We’ve tried two different valve bodies, both supposedly testing fine on the bench but not working in the car. I can get gears 1, 2 and 3 ok, but when it hits the shift to fourth, the display says it has shifted but the car drops out of gear, as if you’ve stepped on the clutch. It will rev away doing nothing, then it throws a gearbox fault and limp mode follows.
I’ve bitten the bullet and ordered the Porsche replacement valve body at £1030 plus 20% VAT. Plus another round of trans fluid changes and work time lost, and whatever bill I get for these unsuccessful valve bodies (one my original, the other going back).
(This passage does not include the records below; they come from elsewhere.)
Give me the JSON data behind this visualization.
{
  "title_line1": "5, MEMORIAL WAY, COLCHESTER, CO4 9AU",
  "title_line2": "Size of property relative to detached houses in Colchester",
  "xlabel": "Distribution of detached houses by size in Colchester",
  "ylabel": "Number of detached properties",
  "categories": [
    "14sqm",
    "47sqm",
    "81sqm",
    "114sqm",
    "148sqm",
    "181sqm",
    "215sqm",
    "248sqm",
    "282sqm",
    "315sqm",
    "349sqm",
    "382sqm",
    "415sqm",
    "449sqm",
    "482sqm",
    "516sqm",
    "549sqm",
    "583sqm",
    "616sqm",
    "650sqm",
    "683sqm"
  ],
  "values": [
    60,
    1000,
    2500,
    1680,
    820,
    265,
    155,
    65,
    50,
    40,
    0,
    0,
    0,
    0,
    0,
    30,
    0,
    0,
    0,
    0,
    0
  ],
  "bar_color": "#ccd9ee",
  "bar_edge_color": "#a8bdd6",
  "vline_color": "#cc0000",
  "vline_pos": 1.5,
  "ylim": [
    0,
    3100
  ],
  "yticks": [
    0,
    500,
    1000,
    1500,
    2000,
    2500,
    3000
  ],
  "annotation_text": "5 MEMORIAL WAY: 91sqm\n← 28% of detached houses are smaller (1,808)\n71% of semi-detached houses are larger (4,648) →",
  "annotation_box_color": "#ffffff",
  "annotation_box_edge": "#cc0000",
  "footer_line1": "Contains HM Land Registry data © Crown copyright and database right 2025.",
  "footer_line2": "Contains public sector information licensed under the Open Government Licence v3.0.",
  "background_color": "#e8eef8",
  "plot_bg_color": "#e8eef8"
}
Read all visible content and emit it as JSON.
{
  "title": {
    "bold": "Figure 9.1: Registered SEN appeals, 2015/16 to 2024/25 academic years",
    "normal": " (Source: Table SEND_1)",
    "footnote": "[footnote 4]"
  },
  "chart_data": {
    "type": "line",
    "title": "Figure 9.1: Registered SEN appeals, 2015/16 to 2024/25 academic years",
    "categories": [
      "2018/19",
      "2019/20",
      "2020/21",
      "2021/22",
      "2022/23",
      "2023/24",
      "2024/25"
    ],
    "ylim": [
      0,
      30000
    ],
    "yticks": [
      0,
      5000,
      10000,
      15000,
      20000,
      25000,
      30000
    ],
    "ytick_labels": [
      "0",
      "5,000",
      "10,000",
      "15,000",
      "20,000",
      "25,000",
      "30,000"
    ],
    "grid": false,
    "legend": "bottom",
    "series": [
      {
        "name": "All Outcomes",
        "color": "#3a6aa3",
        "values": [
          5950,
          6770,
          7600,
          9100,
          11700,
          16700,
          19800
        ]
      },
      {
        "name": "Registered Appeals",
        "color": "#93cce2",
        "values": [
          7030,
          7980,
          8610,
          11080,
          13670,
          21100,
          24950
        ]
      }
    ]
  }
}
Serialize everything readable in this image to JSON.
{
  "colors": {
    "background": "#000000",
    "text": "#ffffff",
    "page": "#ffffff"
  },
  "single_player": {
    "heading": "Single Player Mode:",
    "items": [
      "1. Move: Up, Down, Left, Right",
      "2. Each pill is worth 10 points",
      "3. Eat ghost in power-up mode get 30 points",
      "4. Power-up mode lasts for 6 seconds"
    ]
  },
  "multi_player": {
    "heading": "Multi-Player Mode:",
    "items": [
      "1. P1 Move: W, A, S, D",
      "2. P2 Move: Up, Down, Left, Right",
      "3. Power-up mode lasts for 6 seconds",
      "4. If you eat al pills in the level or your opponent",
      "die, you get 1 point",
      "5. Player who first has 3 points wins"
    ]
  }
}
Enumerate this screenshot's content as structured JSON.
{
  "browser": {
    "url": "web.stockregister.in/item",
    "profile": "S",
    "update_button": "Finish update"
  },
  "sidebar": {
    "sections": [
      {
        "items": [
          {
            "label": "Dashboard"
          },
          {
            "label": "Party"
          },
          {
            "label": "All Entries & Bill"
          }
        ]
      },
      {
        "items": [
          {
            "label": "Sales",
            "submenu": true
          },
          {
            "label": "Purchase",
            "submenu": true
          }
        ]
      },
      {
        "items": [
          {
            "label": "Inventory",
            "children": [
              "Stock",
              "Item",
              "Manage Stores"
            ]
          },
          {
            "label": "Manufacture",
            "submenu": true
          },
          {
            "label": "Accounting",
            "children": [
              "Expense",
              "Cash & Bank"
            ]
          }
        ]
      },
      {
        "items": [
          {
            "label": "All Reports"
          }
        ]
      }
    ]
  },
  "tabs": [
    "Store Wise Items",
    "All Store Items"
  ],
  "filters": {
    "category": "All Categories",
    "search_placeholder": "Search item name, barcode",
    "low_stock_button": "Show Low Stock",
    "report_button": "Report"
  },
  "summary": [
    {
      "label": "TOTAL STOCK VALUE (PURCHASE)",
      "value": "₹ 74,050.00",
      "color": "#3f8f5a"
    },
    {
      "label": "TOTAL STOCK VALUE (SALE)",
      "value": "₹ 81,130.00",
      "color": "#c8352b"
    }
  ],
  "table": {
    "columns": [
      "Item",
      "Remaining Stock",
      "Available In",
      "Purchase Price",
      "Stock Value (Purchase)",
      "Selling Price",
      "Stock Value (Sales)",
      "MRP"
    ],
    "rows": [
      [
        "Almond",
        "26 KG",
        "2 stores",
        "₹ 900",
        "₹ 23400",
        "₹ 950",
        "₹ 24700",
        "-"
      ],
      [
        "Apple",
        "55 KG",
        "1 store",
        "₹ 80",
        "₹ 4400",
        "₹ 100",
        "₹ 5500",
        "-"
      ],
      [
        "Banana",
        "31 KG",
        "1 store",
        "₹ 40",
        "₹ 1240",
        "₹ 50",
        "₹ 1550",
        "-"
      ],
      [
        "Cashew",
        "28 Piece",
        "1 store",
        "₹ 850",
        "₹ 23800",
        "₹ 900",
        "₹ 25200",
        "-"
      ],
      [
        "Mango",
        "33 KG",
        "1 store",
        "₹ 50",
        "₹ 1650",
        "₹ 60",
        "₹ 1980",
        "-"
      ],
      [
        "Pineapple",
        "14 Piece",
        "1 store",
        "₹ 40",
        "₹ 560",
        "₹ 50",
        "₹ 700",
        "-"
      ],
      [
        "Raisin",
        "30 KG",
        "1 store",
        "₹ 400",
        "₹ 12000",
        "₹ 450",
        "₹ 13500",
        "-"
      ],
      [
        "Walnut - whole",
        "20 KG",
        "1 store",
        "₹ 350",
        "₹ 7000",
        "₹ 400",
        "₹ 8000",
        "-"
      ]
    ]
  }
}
You can be sure of small claims repercussions there.
Learn from my mistakes. If you’ve got a reliable Subaru, stick with it. Do not buy a used Porsche Cayenne! Add this to the classic Cayenne problems of coil failures, coolant pipe failures, control arm fails, screenwash leaks and ECU destruction and so on and it gets very expensive to run a used Cayenne. Not to mention what happens when your engine fails – as many V8s and Turbos do.
Anyone well versed in auto gearboxes with some thoughts on the 4-5-6 issue, kindly drop me a line. We have triple-checked wiring connections, fluid levels, filters, pressures, gearbox operating temps and it works fine in first through third, if not as smooth as original. Very disappointing not to have the car outside the door, but we will sort it out eventually.
Update to this post – I sorted the problem by rebuilding the transmission. The 4/5/6 clutch pack was gone. The specialist I was using at the time did not diagnose the issue correctly, but a transmission expert sorted it in a couple of days. Cost was £1500, including removal and refitting of the transmission (that price included a discount of their normal valve body refurb cost as mine was done). Moral of the story: not all Porsche specialists are equal – I didn’t need to buy the Porsche valve body as the original refurb was done by the guys the transmission specialists usually used!